EASA was aware of the serious shortcomings of the MCAS system shortly after the first disaster. And had not warned anyone. Not the European airlines, not the pilots, not the cabin crew, not the citizens, not the politicians. No one.
Except the management of the EASA. Their representatives would probably not have boarded such a plane.
That was already before the second disaster.
And only after that did the first countries issue a flight ban on the Boeing 737 Max 8. The USA was one of the last countries to show this aircraft the red card.
The fact that EASA was aware of the software problems and the inadequate training of pilots immediately after the first disaster had to be admitted to a committee of the European Parliament after the second crash of Ethopian Airline.
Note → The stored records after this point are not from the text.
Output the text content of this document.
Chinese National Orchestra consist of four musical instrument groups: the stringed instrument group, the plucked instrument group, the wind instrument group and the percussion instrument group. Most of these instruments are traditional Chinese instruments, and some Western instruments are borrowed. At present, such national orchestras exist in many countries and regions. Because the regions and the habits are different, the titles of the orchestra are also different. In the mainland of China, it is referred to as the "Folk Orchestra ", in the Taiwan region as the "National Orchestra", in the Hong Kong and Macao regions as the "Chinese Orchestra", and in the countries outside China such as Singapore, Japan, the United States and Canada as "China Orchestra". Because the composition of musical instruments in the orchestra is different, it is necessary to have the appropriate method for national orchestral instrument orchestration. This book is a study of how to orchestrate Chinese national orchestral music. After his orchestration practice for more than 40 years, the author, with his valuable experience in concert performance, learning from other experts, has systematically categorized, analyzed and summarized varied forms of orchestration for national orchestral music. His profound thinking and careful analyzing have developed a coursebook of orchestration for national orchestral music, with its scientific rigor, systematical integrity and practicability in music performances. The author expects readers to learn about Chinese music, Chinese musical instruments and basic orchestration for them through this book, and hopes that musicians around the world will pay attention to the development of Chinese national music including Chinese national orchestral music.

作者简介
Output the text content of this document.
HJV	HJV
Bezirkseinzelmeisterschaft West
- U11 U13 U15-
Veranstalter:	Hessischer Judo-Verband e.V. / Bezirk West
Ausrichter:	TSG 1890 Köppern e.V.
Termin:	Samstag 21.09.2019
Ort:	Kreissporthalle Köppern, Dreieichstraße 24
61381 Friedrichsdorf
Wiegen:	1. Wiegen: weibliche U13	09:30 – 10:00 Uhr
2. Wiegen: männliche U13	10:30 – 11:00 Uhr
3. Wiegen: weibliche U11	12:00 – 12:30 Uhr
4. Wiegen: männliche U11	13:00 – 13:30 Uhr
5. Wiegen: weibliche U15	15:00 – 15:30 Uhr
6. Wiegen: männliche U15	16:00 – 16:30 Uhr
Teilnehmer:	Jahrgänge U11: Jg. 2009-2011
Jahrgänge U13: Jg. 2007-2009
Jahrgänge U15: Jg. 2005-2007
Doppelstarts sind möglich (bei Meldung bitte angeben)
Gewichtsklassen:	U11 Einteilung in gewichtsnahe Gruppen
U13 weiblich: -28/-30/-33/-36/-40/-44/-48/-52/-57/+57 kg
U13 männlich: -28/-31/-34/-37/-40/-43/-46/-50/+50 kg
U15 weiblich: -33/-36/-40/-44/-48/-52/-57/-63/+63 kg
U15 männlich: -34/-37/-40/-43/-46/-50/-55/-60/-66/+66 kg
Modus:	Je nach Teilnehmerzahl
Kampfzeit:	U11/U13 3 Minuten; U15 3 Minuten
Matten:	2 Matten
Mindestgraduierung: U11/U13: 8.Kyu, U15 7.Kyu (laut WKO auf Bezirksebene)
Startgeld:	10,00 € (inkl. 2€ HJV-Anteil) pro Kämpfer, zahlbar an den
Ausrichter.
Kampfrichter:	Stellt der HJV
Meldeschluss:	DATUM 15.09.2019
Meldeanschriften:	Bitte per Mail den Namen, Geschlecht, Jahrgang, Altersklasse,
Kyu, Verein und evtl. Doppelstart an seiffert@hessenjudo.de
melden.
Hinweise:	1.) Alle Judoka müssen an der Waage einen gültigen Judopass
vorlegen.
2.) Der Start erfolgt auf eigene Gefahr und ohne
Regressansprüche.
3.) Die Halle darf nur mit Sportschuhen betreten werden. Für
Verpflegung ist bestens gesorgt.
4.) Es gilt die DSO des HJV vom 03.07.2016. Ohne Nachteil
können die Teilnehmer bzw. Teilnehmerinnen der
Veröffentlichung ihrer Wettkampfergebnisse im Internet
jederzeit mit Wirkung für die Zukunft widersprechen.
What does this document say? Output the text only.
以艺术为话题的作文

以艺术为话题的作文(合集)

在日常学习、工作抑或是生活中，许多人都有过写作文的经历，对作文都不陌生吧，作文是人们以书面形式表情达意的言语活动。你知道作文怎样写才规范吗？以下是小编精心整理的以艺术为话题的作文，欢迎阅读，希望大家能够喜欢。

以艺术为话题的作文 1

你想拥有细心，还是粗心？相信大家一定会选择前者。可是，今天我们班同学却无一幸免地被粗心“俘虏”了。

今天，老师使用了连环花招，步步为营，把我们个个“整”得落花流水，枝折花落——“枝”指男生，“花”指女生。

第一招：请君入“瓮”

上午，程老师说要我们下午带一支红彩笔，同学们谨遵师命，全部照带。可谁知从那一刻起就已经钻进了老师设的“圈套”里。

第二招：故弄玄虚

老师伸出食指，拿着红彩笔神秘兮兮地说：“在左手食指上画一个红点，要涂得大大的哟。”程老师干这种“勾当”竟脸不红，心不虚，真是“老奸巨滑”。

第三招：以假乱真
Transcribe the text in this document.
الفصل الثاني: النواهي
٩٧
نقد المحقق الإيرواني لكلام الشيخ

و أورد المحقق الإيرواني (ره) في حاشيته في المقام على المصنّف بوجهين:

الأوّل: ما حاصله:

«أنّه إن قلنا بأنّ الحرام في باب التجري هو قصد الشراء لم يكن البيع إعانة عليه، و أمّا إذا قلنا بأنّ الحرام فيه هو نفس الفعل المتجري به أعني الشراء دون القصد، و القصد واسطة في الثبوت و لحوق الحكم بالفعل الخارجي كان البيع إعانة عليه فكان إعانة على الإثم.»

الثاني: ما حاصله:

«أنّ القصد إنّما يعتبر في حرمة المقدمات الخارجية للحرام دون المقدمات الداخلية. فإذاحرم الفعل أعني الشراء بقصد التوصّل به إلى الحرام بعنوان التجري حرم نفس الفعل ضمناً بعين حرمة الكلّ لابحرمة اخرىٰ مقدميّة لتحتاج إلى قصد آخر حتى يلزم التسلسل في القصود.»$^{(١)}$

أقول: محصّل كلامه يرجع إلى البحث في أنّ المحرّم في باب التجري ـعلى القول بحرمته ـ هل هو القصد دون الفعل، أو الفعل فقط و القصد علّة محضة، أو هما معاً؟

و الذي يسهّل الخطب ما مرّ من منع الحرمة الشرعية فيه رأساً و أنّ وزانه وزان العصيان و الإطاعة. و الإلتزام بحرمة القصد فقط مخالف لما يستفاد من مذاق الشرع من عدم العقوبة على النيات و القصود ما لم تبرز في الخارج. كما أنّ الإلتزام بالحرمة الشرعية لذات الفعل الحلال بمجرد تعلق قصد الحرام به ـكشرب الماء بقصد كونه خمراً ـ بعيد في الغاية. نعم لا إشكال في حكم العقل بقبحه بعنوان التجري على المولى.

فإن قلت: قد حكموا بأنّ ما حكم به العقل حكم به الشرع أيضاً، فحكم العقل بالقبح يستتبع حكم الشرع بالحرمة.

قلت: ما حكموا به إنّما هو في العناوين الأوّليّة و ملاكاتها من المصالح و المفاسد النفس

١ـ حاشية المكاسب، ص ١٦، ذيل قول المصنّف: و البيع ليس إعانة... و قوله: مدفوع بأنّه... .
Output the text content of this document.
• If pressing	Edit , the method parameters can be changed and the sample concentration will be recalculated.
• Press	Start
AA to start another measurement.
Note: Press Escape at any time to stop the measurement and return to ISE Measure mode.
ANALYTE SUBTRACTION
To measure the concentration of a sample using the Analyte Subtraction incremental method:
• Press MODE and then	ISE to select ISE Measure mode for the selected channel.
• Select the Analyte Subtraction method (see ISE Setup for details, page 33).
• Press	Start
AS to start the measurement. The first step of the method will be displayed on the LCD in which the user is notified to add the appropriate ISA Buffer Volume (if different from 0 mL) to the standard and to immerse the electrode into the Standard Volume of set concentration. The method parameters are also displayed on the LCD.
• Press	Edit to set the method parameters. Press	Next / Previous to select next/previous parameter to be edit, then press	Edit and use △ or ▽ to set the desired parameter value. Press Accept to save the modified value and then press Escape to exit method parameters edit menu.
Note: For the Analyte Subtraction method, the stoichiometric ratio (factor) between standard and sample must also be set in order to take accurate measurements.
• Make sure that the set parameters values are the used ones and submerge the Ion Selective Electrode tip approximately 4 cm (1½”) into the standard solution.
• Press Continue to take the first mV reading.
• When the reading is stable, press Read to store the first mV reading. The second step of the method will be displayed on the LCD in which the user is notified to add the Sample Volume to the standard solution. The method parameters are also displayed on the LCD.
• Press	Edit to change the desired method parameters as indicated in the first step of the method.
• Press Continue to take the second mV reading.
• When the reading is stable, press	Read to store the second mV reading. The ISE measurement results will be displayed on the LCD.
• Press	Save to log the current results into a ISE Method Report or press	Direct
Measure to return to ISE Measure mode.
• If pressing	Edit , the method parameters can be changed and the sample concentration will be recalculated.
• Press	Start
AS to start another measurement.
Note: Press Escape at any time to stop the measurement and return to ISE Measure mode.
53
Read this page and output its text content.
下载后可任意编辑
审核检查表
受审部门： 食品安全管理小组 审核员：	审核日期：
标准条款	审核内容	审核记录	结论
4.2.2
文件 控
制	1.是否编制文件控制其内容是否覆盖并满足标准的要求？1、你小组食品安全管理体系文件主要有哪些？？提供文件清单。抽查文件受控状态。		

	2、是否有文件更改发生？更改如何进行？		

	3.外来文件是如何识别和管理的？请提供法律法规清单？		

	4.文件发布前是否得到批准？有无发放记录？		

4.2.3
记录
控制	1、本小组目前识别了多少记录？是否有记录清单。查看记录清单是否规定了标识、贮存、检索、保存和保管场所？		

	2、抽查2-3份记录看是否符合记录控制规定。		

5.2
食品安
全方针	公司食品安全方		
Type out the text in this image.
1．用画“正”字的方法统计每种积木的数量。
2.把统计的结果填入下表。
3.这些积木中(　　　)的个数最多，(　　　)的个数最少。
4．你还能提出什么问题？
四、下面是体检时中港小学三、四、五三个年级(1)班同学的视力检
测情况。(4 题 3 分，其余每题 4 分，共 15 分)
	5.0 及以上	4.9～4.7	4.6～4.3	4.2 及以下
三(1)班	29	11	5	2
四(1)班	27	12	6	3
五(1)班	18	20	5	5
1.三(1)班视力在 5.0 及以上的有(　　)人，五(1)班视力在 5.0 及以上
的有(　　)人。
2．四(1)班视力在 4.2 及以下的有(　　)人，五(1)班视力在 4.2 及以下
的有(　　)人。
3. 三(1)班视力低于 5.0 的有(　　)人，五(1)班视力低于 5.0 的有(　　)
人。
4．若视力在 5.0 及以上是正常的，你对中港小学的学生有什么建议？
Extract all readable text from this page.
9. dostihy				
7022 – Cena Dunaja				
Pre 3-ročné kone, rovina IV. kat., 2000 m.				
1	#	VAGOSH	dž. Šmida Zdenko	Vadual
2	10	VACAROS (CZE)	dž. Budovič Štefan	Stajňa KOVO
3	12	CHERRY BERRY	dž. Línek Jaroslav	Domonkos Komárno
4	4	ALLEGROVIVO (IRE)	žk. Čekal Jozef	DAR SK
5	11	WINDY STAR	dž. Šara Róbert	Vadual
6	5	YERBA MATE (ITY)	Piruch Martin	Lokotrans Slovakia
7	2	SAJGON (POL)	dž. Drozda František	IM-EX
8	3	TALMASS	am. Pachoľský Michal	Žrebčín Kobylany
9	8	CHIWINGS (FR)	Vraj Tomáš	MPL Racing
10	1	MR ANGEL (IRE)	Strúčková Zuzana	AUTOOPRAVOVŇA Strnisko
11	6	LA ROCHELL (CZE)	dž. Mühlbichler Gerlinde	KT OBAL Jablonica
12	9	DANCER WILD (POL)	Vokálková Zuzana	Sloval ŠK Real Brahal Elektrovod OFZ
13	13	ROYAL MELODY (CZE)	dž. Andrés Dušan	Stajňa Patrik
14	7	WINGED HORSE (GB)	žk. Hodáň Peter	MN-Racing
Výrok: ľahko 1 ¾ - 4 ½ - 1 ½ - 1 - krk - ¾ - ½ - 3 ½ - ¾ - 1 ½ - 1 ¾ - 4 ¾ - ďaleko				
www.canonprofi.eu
"An air safety authority which only classifies a software error as a risk when two aircraft have already crashed represents a risk for the citizen himself", Markus FERBER, the transport policy spokesman of the European CSU, stated in the EU Parliament.
Whether this statement had any impact on EASA, whether EASA itself saw a need for action and if so, whether it drew the necessary consequences, i.e. whether it introduced and implemented changes, is what we want to know in a question from EASA. And we are curious to hear the response of the European aviation supervisory authority, which, as it says and writes, is concerned about our safety.